Posted: Dec 30, 2011 8:23 pm
by THWOTH
I.C.37 wrote:I'll just plug this here, seems relevant. It's from Wikipedia.

Wikipedia wrote:Theological noncognitivism is the argument that religious language, and specifically words like "god", are not cognitively meaningful.

Wikipedia wrote:Theological noncognitivism can be argued in different ways, depending on one's theory of meaning. Michael Martin, writing from a verificationist perspective, concludes that religious language is meaningless because it is not verifiable.[1][2]

George H. Smith uses an attribute-based approach in an attempt to prove that there is no concept for the term "God": he argues that there are no meaningful attributes, only negatively defined or relational attributes, making the term meaningless.

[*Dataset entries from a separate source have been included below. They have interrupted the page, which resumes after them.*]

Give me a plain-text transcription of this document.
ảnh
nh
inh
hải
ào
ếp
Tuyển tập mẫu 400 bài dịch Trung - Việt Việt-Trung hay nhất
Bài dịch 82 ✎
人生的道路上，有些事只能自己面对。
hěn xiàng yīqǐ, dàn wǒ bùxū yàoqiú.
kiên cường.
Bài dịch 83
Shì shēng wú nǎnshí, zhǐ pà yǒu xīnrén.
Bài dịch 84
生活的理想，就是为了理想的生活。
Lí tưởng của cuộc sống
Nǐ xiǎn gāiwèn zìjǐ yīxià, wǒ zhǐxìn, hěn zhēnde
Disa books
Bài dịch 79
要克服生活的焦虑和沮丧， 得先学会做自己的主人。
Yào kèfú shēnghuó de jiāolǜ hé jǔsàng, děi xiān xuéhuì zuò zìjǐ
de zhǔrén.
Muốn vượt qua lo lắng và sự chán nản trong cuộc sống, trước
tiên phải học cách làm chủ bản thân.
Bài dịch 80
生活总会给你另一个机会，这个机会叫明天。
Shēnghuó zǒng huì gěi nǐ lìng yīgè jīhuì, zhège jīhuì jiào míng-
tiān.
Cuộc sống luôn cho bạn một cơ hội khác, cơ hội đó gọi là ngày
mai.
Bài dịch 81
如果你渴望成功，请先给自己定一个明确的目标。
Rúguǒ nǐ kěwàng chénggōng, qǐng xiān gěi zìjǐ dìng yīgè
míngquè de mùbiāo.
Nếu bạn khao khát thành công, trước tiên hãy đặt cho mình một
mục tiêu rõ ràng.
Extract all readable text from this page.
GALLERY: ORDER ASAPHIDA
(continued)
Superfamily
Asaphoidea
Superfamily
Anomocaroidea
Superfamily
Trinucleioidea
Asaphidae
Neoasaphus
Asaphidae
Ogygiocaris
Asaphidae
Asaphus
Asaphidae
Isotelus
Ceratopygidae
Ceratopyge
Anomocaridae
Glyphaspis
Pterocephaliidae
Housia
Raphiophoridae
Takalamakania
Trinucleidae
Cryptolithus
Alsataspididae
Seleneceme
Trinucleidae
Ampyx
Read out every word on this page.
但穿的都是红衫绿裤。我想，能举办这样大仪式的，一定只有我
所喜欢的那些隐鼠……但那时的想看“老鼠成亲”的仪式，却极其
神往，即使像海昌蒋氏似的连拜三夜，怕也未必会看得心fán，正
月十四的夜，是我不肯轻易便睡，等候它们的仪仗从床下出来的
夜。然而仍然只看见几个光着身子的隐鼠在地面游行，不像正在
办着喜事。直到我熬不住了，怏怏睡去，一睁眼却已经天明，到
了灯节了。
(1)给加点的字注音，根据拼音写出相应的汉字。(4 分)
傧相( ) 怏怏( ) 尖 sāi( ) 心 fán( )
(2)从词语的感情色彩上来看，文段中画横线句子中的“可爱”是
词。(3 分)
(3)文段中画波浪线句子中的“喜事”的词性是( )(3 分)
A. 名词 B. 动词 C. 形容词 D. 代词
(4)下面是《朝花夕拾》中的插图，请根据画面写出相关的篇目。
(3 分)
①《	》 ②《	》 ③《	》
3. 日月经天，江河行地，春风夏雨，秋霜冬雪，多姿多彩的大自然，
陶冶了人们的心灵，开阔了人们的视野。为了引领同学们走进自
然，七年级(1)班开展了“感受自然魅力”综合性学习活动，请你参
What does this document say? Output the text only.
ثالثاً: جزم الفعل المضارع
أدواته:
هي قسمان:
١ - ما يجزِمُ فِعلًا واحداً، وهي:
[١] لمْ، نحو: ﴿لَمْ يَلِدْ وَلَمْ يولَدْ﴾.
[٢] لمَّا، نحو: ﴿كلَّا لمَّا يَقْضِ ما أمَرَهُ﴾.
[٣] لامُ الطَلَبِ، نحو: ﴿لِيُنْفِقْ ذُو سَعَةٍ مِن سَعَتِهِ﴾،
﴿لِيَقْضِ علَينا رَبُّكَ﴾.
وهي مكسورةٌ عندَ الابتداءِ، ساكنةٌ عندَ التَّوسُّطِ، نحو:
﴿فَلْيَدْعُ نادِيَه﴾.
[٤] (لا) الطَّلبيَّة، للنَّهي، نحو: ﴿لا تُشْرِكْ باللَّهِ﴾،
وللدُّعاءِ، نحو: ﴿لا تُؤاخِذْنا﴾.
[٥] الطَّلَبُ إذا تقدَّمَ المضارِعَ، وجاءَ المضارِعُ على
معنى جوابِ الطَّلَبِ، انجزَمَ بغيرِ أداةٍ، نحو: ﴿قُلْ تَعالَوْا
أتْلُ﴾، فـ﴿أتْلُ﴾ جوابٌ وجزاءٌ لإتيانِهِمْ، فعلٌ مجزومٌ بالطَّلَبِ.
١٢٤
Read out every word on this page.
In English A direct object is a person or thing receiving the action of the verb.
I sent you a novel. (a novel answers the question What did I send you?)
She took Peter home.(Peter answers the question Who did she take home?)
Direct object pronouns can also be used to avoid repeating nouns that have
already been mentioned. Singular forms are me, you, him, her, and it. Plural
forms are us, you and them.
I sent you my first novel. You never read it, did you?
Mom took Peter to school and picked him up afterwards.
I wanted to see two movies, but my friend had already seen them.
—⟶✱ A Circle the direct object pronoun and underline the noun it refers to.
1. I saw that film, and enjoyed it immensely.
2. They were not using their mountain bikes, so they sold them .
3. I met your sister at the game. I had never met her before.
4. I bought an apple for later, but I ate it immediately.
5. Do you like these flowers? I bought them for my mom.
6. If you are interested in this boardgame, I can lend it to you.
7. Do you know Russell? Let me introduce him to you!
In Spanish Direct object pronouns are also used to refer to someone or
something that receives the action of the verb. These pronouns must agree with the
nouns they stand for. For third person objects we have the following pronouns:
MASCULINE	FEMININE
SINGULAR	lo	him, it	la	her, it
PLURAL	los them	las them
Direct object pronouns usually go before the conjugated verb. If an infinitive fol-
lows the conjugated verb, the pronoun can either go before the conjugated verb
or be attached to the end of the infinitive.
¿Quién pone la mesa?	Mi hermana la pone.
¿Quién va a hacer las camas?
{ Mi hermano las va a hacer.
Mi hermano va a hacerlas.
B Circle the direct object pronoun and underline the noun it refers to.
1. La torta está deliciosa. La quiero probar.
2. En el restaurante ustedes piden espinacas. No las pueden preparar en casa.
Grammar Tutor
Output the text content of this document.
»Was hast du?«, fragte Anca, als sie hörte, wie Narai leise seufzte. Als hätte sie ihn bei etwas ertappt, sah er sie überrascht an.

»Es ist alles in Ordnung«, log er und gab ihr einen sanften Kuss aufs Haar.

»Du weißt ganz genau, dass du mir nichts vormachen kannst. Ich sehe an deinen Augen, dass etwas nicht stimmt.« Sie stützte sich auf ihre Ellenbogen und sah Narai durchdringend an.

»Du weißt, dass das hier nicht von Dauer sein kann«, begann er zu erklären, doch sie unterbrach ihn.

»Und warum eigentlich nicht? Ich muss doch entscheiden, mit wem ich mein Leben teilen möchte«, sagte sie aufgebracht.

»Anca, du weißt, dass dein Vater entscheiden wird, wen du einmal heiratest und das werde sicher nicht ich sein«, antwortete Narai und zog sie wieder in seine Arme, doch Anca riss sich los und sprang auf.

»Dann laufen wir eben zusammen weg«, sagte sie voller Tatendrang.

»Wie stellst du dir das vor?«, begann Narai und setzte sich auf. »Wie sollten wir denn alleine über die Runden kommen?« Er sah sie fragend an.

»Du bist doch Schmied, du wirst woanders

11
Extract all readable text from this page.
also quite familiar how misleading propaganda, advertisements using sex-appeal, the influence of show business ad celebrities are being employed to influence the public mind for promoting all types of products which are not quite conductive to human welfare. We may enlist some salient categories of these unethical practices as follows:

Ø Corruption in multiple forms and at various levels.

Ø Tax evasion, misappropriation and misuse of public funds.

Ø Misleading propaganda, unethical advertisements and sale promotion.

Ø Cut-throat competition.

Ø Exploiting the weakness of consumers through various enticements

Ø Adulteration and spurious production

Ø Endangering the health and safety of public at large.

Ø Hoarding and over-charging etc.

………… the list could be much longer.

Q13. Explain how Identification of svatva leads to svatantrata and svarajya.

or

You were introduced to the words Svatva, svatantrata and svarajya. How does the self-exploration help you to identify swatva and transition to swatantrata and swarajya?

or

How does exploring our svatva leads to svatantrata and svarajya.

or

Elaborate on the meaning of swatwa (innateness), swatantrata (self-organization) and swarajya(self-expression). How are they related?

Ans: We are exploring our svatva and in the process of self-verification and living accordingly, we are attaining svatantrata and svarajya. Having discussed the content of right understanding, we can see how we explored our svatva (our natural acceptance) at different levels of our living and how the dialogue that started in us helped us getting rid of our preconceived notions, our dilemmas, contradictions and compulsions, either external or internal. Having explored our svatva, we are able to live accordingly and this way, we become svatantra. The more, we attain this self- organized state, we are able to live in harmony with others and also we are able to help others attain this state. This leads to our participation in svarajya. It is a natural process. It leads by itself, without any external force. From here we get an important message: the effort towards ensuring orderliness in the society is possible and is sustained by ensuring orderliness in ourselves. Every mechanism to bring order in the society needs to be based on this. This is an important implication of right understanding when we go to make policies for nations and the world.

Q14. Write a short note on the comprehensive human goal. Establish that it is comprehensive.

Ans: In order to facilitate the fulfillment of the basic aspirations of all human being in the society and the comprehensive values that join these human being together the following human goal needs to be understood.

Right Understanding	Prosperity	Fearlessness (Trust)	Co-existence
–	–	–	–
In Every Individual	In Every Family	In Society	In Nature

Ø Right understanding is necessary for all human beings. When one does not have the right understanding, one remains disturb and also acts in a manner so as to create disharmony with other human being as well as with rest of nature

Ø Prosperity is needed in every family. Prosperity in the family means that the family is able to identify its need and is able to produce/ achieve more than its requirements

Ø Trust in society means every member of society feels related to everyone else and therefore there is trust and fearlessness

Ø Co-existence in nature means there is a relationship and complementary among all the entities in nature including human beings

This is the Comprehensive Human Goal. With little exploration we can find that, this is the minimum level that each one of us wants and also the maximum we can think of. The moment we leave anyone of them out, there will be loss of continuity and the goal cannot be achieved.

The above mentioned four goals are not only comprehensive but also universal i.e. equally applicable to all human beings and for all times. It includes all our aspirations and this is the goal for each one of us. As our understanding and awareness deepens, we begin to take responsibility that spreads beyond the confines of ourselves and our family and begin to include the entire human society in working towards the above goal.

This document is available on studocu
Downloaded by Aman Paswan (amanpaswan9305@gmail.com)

Wikipedia wrote:Some theological noncognitivists assert that to be a strong atheist is to give credence to the concept of God because it assumes that there actually is something understandable to not believe in. This can be confusing because of the widespread belief in God and the common use of the series of letters G-o-d as if it is already understood that it has some cognitively understandable meaning. From this view strong atheists have made the mistaken assumption that the concept of God actually contains an expressible or thinkable proposition.


Fun stuff.

I@m with Wittgenstien on this...

    "What we cannot speak about we must pass over in silence."